New initiative to aid DMS diversity

In an attempt to add diversity to Dartmouth Medical School's graduate population, roughly five students from the City College of New York will join Dartmouth's third-year medical students beginning in 2007.

Graduates of CCNY's Sophie Davis School of Biomedical Education will compress their undergraduate education into three years and study at DMS for two years before applying to complete a medical course of study.

Sophie Davis students will travel to six medical school campuses this fall to interview for the open spots. The medical schools and students will then rank each other in order of preference. Students will gain admittance to the highest-ranked school that expresses a preference for them.

According to David Nierenberg, DMS's senior associate dean for medical education, the new students will help Dartmouth's medical students prepare for the more diverse environments they may encounter in the future.

"I think our admissions office does a wonderful job of recruiting a first-year class that is diverse in many ways," Nierenberg said. "But I would also say that diversity is a really important thing in medicine because our graduates are going to practice medicine in a lot of places, and I don't think diversity is ever something you can get enough of."

Stanford Roman '64, the dean of the Sophie Davis School, believes that the diversity of his students will significantly contribute to the DMS student population.

"I think [Sophie Davis students] do have a very rich experience in working with different cultures and maybe different languages. They understand the effects of this on health services," Roman said. "Many DMS students are going to be doing their residencies in urban areas, and those populations tend to be more like the environments Sophie Davis students have been exposed to rather than Hanover."

Roman defended the academic prowess of his students, noting that six percent of Sophie Davis graduates finish in the medical honors societies of their respective schools.
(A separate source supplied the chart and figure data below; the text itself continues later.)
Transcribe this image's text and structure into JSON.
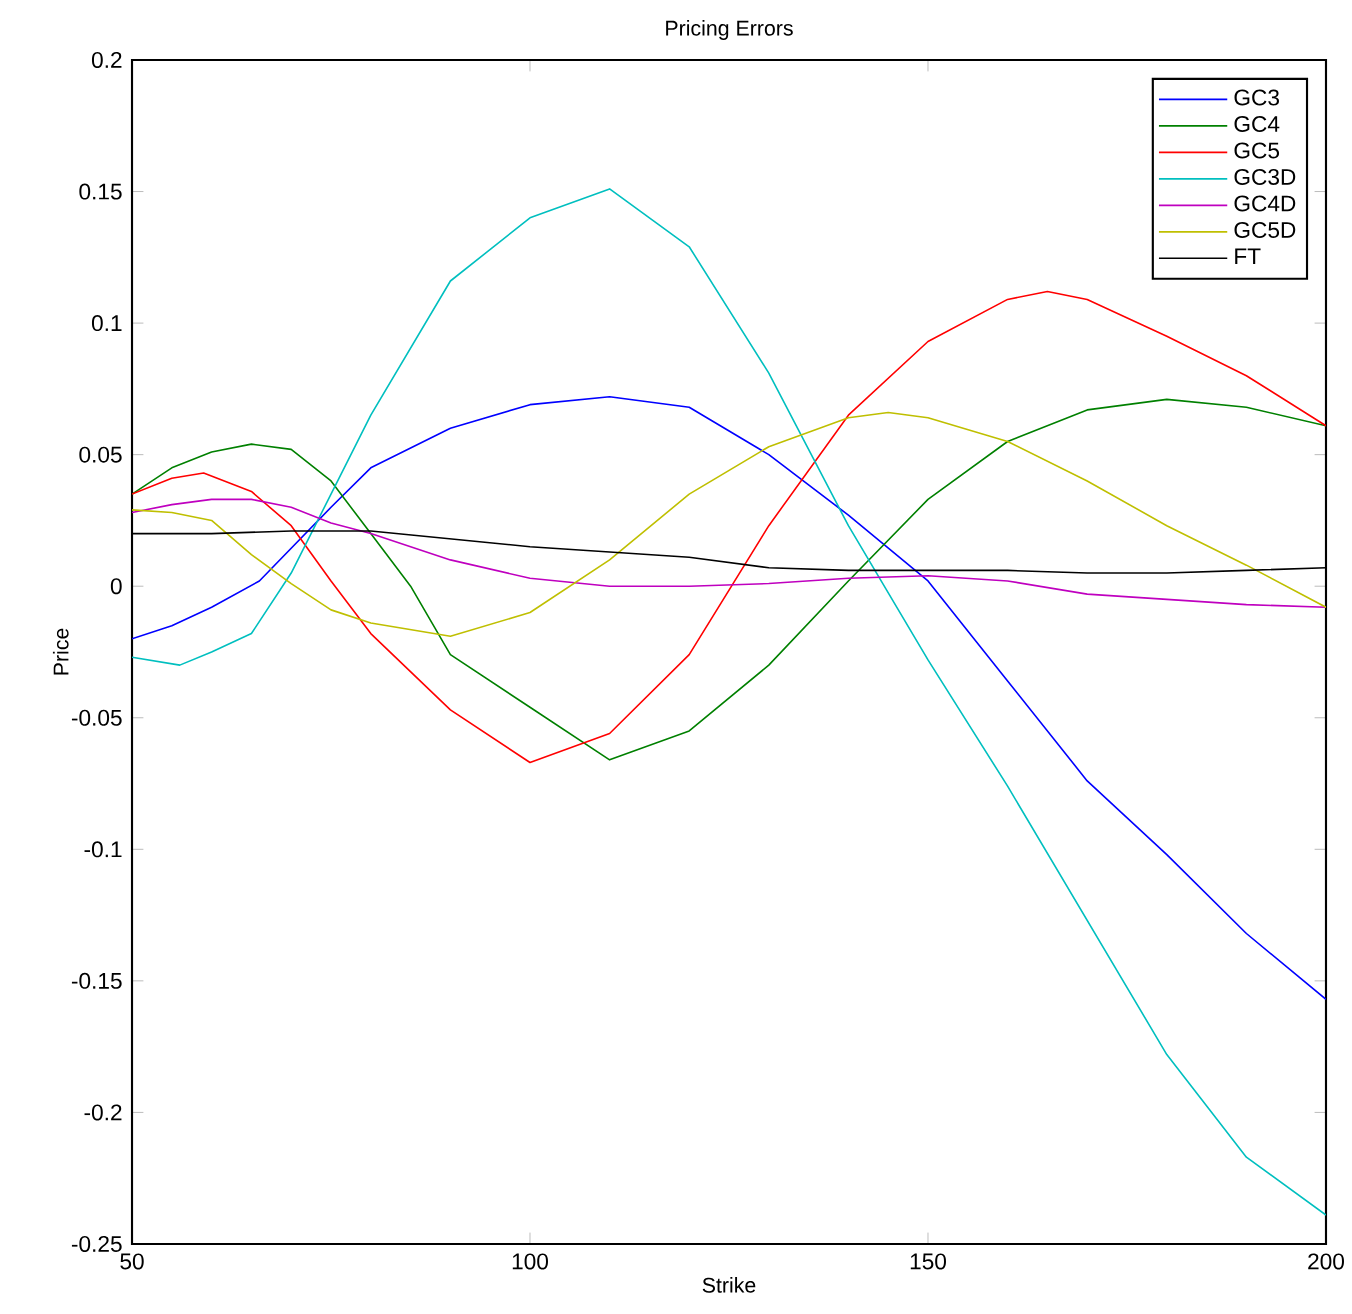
{
  "chart_data": {
    "type": "line",
    "title": "Pricing Errors",
    "xlabel": "Strike",
    "ylabel": "Price",
    "xlim": [
      50,
      200
    ],
    "ylim": [
      -0.25,
      0.2
    ],
    "xticks": [
      50,
      100,
      150,
      200
    ],
    "yticks": [
      -0.25,
      -0.2,
      -0.15,
      -0.1,
      -0.05,
      0,
      0.05,
      0.1,
      0.15,
      0.2
    ],
    "grid": false,
    "legend": "top right",
    "marker": "none",
    "line_style": "solid",
    "series": [
      {
        "name": "GC3",
        "color": "#0000ff",
        "x": [
          50,
          55,
          60,
          66,
          75,
          80,
          90,
          100,
          110,
          120,
          130,
          140,
          150,
          160,
          170,
          180,
          190,
          200
        ],
        "values": [
          -0.02,
          -0.015,
          -0.008,
          0.002,
          0.03,
          0.045,
          0.06,
          0.069,
          0.072,
          0.068,
          0.05,
          0.027,
          0.002,
          -0.036,
          -0.074,
          -0.102,
          -0.132,
          -0.157
        ]
      },
      {
        "name": "GC4",
        "color": "#008000",
        "x": [
          50,
          55,
          60,
          65,
          70,
          75,
          80,
          85,
          90,
          100,
          110,
          120,
          130,
          140,
          150,
          160,
          170,
          180,
          190,
          200
        ],
        "values": [
          0.035,
          0.045,
          0.051,
          0.054,
          0.052,
          0.04,
          0.02,
          0.0,
          -0.026,
          -0.046,
          -0.066,
          -0.055,
          -0.03,
          0.002,
          0.033,
          0.055,
          0.067,
          0.071,
          0.068,
          0.061
        ]
      },
      {
        "name": "GC5",
        "color": "#ff0000",
        "x": [
          50,
          55,
          59,
          65,
          70,
          75,
          80,
          90,
          100,
          110,
          120,
          130,
          140,
          150,
          160,
          165,
          170,
          180,
          190,
          200
        ],
        "values": [
          0.035,
          0.041,
          0.043,
          0.036,
          0.023,
          0.002,
          -0.018,
          -0.047,
          -0.067,
          -0.056,
          -0.026,
          0.023,
          0.065,
          0.093,
          0.109,
          0.112,
          0.109,
          0.095,
          0.08,
          0.061
        ]
      },
      {
        "name": "GC3D",
        "color": "#00bfbf",
        "x": [
          50,
          56,
          60,
          65,
          70,
          75,
          80,
          90,
          100,
          110,
          120,
          130,
          140,
          150,
          160,
          170,
          180,
          190,
          200
        ],
        "values": [
          -0.027,
          -0.03,
          -0.025,
          -0.018,
          0.005,
          0.035,
          0.065,
          0.116,
          0.14,
          0.151,
          0.129,
          0.081,
          0.023,
          -0.028,
          -0.076,
          -0.127,
          -0.178,
          -0.217,
          -0.239
        ]
      },
      {
        "name": "GC4D",
        "color": "#bf00bf",
        "x": [
          50,
          55,
          60,
          65,
          70,
          75,
          80,
          90,
          100,
          110,
          120,
          130,
          140,
          150,
          160,
          170,
          180,
          190,
          200
        ],
        "values": [
          0.028,
          0.031,
          0.033,
          0.033,
          0.03,
          0.024,
          0.02,
          0.01,
          0.003,
          0.0,
          0.0,
          0.001,
          0.003,
          0.004,
          0.002,
          -0.003,
          -0.005,
          -0.007,
          -0.008
        ]
      },
      {
        "name": "GC5D",
        "color": "#bfbf00",
        "x": [
          50,
          55,
          60,
          65,
          70,
          75,
          80,
          90,
          100,
          110,
          120,
          130,
          140,
          145,
          150,
          160,
          170,
          180,
          190,
          200
        ],
        "values": [
          0.029,
          0.028,
          0.025,
          0.012,
          0.001,
          -0.009,
          -0.014,
          -0.019,
          -0.01,
          0.01,
          0.035,
          0.053,
          0.064,
          0.066,
          0.064,
          0.055,
          0.04,
          0.023,
          0.008,
          -0.008
        ]
      },
      {
        "name": "FT",
        "color": "#000000",
        "x": [
          50,
          60,
          70,
          80,
          90,
          100,
          110,
          120,
          130,
          140,
          150,
          160,
          170,
          180,
          190,
          200
        ],
        "values": [
          0.02,
          0.02,
          0.021,
          0.021,
          0.018,
          0.015,
          0.013,
          0.011,
          0.007,
          0.006,
          0.006,
          0.006,
          0.005,
          0.005,
          0.006,
          0.007
        ]
      }
    ]
  }
}
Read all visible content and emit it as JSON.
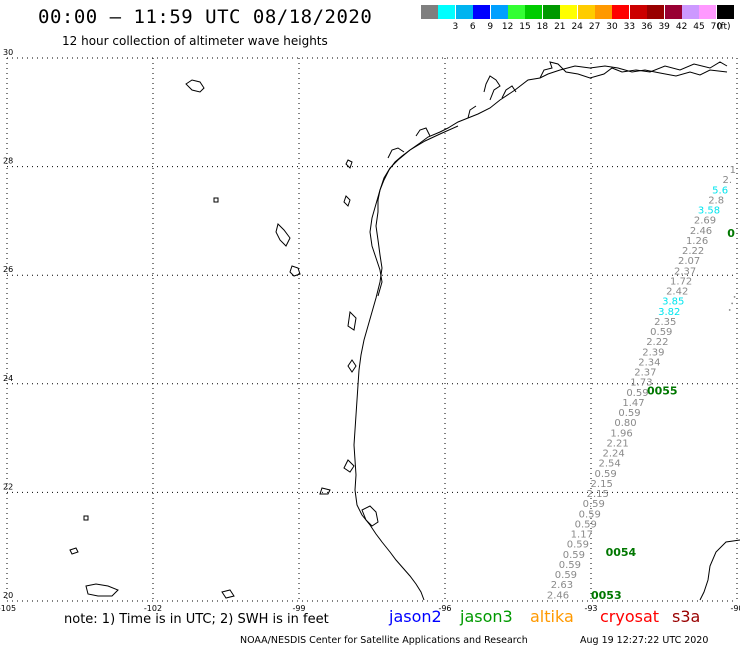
{
  "header": {
    "title": "00:00 – 11:59 UTC 08/18/2020",
    "subtitle": "12 hour collection of altimeter wave heights"
  },
  "color_scale": {
    "unit": "(ft)",
    "bins": [
      {
        "label": "",
        "color": "#7f7f7f"
      },
      {
        "label": "3",
        "color": "#00ffff"
      },
      {
        "label": "6",
        "color": "#00b4f0"
      },
      {
        "label": "9",
        "color": "#0000ff"
      },
      {
        "label": "12",
        "color": "#00a0ff"
      },
      {
        "label": "15",
        "color": "#33ff33"
      },
      {
        "label": "18",
        "color": "#00cc00"
      },
      {
        "label": "21",
        "color": "#009900"
      },
      {
        "label": "24",
        "color": "#ffff00"
      },
      {
        "label": "27",
        "color": "#ffcc00"
      },
      {
        "label": "30",
        "color": "#ff9900"
      },
      {
        "label": "33",
        "color": "#ff0000"
      },
      {
        "label": "36",
        "color": "#cc0000"
      },
      {
        "label": "39",
        "color": "#990000"
      },
      {
        "label": "42",
        "color": "#990033"
      },
      {
        "label": "45",
        "color": "#cc99ff"
      },
      {
        "label": "70",
        "color": "#ff99ff"
      },
      {
        "label": "",
        "color": "#000000"
      }
    ]
  },
  "map": {
    "lon_range": [
      -105,
      -90
    ],
    "lat_range": [
      20,
      30
    ],
    "lat_labels": [
      "30",
      "28",
      "26",
      "24",
      "22",
      "20"
    ],
    "lon_labels": [
      "-105",
      "-102",
      "-99",
      "-96",
      "-93",
      "-90"
    ],
    "colors": {
      "coast": "#000000",
      "grid": "#000000",
      "track": "#8a8a8a",
      "time": "#007700",
      "highlight": "#00e5ee"
    }
  },
  "track_a": {
    "values": [
      {
        "v": "1",
        "c": "gray"
      },
      {
        "v": "2.",
        "c": "gray"
      },
      {
        "v": "5.6",
        "c": "cyan"
      },
      {
        "v": "2.8",
        "c": "gray"
      },
      {
        "v": "3.58",
        "c": "cyan"
      },
      {
        "v": "2.69",
        "c": "gray"
      },
      {
        "v": "2.46",
        "c": "gray"
      },
      {
        "v": "1.26",
        "c": "gray"
      },
      {
        "v": "2.22",
        "c": "gray"
      },
      {
        "v": "2.07",
        "c": "gray"
      },
      {
        "v": "2.37",
        "c": "gray"
      },
      {
        "v": "1.72",
        "c": "gray"
      },
      {
        "v": "2.42",
        "c": "gray"
      },
      {
        "v": "3.85",
        "c": "cyan"
      },
      {
        "v": "3.82",
        "c": "cyan"
      },
      {
        "v": "2.35",
        "c": "gray"
      },
      {
        "v": "0.59",
        "c": "gray"
      },
      {
        "v": "2.22",
        "c": "gray"
      },
      {
        "v": "2.39",
        "c": "gray"
      },
      {
        "v": "2.34",
        "c": "gray"
      },
      {
        "v": "2.37",
        "c": "gray"
      },
      {
        "v": "1.73",
        "c": "gray"
      },
      {
        "v": "0.59",
        "c": "gray"
      },
      {
        "v": "1.47",
        "c": "gray"
      },
      {
        "v": "0.59",
        "c": "gray"
      },
      {
        "v": "0.80",
        "c": "gray"
      },
      {
        "v": "1.96",
        "c": "gray"
      },
      {
        "v": "2.21",
        "c": "gray"
      },
      {
        "v": "2.24",
        "c": "gray"
      },
      {
        "v": "2.54",
        "c": "gray"
      },
      {
        "v": "0.59",
        "c": "gray"
      },
      {
        "v": "2.15",
        "c": "gray"
      },
      {
        "v": "2.15",
        "c": "gray"
      },
      {
        "v": "0.59",
        "c": "gray"
      },
      {
        "v": "0.59",
        "c": "gray"
      },
      {
        "v": "0.59",
        "c": "gray"
      },
      {
        "v": "1.17",
        "c": "gray"
      },
      {
        "v": "0.59",
        "c": "gray"
      },
      {
        "v": "0.59",
        "c": "gray"
      },
      {
        "v": "0.59",
        "c": "gray"
      },
      {
        "v": "0.59",
        "c": "gray"
      },
      {
        "v": "2.63",
        "c": "gray"
      },
      {
        "v": "2.46",
        "c": "gray"
      }
    ]
  },
  "time_labels": [
    {
      "text": "0",
      "lon": -90.2,
      "lat": 26.7
    },
    {
      "text": "0055",
      "lon": -91.85,
      "lat": 23.8
    },
    {
      "text": "0054",
      "lon": -92.7,
      "lat": 20.83
    },
    {
      "text": "0053",
      "lon": -93.0,
      "lat": 20.04
    }
  ],
  "footer": {
    "note": "note: 1) Time is in UTC; 2) SWH is in feet",
    "missions": [
      {
        "name": "jason2",
        "color": "#0000ff"
      },
      {
        "name": "jason3",
        "color": "#009900"
      },
      {
        "name": "altika",
        "color": "#ff9900"
      },
      {
        "name": "cryosat",
        "color": "#ff0000"
      },
      {
        "name": "s3a",
        "color": "#990000"
      }
    ],
    "credit": "NOAA/NESDIS Center for Satellite Applications and Research",
    "timestamp": "Aug 19 12:27:22 UTC 2020"
  }
}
He predicted that they would thrive in Dartmouth's academically challenging environment.

"Because we select students from high school, many of the students have turned down Dartmouth and Harvard to come to Sophie Davis. They have very strong SAT scores. It's a different way of doing it," Roman said.

Roman was the associate dean of DMS during the 1980s.

Rather than complete four years of undergraduate education as pre-med students, Sophie Davis students complete their undergraduate education and their first two years of medical school.

"Students should be fairly sure that they want to go into med school at some point," Roman said. "I wouldn't recommend it to someone who's considering two or three fields and medicine might be one. And we tell those people, 'you're wonderful but this might not be the place for you academically.'"

Other medical school partners of Sophie Davis are Albany Medical College, New York Medical College, New York University School of Medicine, the State University of New York Health Science Center at Brooklyn and SUNY at Stony Brook School of Medicine. Typically, all 50 Sophie Davis graduates are admitted to medical schools, with the largest chunk attending SUNY Health Center at Brooklyn, Roman said.